As part of the annual processions during the first ten days of Muharram, millions of Iranians in black outfits attend nationwide mourning rituals to pay tribute to Imam Hussein (AS) and his 72 companions.
On Tasua, eulogists and Islamic scholars narrate the events in the Battle of Karbala that occurred in 680 AD when the imam and his companions fought against the tyrant of thier time.
It is the day to honor Abbas, Imam Hussein's brother and general commander of his soldiers, who was sent to the Euphrates to bring water and was martyred on the way back.
Abbas made great sacrifices in the Battle of Karbala and was martyred shortly before Imam Hussein (AS) on Ashura, the 10th day of Muharram.
He is buried in the city of Karbala, which is located within walking distance from the shrine of Imam Hussein (AS).
The religious rituals of Tasua in Iran are in the form of mourning while people wear black and walk in long lines on the street.
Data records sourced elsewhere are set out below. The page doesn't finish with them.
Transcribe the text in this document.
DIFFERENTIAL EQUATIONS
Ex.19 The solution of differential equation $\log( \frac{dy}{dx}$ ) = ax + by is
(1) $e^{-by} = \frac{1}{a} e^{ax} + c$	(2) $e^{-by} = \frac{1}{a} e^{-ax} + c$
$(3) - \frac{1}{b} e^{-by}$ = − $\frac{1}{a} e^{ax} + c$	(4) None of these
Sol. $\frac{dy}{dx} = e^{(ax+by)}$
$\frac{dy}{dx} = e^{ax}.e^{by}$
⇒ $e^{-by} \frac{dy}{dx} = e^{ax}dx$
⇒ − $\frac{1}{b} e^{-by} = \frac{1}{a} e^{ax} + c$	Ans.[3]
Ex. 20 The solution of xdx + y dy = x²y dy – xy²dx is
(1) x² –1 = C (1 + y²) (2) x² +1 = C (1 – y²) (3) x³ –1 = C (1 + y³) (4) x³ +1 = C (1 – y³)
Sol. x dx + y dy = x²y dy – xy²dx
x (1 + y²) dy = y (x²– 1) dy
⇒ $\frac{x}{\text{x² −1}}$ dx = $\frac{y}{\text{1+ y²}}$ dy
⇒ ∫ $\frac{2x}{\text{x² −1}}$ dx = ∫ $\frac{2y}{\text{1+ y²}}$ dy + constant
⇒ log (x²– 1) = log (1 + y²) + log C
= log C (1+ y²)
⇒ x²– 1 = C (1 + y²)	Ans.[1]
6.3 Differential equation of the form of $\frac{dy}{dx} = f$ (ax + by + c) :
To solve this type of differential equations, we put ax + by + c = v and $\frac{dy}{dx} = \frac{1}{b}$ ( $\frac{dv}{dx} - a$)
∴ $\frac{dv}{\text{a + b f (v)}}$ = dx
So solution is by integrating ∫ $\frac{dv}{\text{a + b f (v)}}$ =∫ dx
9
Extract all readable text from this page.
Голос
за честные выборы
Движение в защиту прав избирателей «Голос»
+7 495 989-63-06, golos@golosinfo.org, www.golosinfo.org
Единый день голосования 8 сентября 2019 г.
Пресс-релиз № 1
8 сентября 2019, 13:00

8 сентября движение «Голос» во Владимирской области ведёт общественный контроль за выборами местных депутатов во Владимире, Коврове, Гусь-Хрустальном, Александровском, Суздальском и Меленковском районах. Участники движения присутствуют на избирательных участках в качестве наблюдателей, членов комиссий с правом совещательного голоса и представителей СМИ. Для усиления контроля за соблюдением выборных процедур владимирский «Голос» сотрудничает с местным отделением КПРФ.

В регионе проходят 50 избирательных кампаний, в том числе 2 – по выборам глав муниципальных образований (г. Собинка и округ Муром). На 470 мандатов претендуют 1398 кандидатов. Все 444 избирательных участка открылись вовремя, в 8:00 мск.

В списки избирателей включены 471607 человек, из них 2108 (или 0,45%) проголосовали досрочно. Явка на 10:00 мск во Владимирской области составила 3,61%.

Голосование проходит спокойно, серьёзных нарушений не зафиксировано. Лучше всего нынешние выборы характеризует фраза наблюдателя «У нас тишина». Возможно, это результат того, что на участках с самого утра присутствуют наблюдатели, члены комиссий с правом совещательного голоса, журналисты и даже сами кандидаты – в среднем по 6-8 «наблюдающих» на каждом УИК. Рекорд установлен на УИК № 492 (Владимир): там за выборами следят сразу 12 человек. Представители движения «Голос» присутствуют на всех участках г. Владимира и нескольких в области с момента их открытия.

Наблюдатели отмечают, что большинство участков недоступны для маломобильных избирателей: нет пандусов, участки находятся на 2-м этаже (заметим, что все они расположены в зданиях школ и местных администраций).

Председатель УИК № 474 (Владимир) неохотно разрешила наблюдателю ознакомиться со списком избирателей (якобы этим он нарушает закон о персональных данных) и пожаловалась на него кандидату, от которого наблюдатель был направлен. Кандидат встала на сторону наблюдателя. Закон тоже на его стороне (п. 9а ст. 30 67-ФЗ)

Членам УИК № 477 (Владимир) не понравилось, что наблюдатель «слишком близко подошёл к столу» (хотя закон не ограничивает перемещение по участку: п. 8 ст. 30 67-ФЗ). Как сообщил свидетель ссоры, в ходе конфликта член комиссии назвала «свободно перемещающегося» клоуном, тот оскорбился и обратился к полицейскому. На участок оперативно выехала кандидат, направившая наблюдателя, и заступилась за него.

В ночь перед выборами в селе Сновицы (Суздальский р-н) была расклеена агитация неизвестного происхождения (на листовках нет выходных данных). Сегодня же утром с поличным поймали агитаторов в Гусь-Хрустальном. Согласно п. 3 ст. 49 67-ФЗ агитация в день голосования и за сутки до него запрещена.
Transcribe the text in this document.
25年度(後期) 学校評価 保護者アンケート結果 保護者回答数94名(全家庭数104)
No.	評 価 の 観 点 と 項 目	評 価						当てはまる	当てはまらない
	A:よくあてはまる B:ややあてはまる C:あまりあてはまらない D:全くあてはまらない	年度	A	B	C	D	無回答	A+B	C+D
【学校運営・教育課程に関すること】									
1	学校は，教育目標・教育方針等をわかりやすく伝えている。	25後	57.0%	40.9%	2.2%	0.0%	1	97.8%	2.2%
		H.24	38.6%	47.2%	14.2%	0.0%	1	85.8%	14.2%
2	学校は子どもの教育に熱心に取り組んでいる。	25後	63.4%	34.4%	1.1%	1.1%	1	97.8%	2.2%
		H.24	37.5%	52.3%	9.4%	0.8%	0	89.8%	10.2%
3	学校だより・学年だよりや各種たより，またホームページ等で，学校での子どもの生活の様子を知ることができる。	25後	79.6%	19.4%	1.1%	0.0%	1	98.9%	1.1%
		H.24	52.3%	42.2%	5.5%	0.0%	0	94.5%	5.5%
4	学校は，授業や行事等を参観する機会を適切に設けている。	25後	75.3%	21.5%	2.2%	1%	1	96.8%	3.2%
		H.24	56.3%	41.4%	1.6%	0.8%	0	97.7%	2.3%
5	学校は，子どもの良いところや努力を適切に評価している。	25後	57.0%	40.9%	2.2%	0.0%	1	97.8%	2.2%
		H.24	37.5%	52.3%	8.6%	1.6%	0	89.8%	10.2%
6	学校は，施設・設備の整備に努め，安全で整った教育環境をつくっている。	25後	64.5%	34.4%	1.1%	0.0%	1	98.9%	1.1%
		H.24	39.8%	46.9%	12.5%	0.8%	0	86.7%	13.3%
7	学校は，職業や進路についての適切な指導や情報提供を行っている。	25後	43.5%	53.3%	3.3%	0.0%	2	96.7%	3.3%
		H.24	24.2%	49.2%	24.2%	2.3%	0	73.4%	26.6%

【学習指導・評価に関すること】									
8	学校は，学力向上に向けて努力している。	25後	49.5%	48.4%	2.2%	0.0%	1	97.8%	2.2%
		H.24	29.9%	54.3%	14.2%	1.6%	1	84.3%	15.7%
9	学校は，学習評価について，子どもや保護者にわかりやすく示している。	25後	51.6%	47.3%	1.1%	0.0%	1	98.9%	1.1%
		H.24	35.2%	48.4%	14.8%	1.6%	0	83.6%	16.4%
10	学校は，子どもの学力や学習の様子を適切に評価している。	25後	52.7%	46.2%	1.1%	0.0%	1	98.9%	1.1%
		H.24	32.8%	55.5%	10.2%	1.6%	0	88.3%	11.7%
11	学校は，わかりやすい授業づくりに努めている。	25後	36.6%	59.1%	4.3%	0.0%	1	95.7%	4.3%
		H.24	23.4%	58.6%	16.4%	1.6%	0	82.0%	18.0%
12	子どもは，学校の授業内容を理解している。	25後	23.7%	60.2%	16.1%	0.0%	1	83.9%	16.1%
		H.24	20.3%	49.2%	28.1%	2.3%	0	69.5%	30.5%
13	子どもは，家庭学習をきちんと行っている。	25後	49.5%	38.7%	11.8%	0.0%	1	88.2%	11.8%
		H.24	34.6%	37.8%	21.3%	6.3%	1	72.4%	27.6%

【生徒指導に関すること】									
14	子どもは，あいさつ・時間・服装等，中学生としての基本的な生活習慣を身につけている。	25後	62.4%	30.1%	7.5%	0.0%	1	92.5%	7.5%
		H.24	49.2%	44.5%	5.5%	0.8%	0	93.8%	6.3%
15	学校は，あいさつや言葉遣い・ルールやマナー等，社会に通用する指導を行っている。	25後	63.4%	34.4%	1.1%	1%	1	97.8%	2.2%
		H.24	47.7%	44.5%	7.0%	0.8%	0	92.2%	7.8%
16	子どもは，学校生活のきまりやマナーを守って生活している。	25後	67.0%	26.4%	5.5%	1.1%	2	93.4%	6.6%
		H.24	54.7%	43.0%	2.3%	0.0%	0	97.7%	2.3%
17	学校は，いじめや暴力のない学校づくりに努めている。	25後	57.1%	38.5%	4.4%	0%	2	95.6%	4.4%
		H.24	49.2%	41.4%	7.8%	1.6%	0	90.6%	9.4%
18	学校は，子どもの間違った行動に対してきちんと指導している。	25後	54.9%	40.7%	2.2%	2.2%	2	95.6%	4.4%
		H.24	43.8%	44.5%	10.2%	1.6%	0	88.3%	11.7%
The mourners repeat, alongside elegy reciters, some poems themed on events surrounding Imam Hussein's (AS) uprising and his battle against the corrupt ruler of his time
Ta'zieh, a Persian passion play, is another ritual held as a symbolic performance about the martyrdom of the Imam and his companions.
Among the famous rituals of Tasua and Ashura is distributing food as votive offerings to the mourners.
However, due to the coronavirus pandemic, this year's Muharram mourning rituals differ from previous years as all participants in the rituals must observe social-distancing and other health protocols strictly.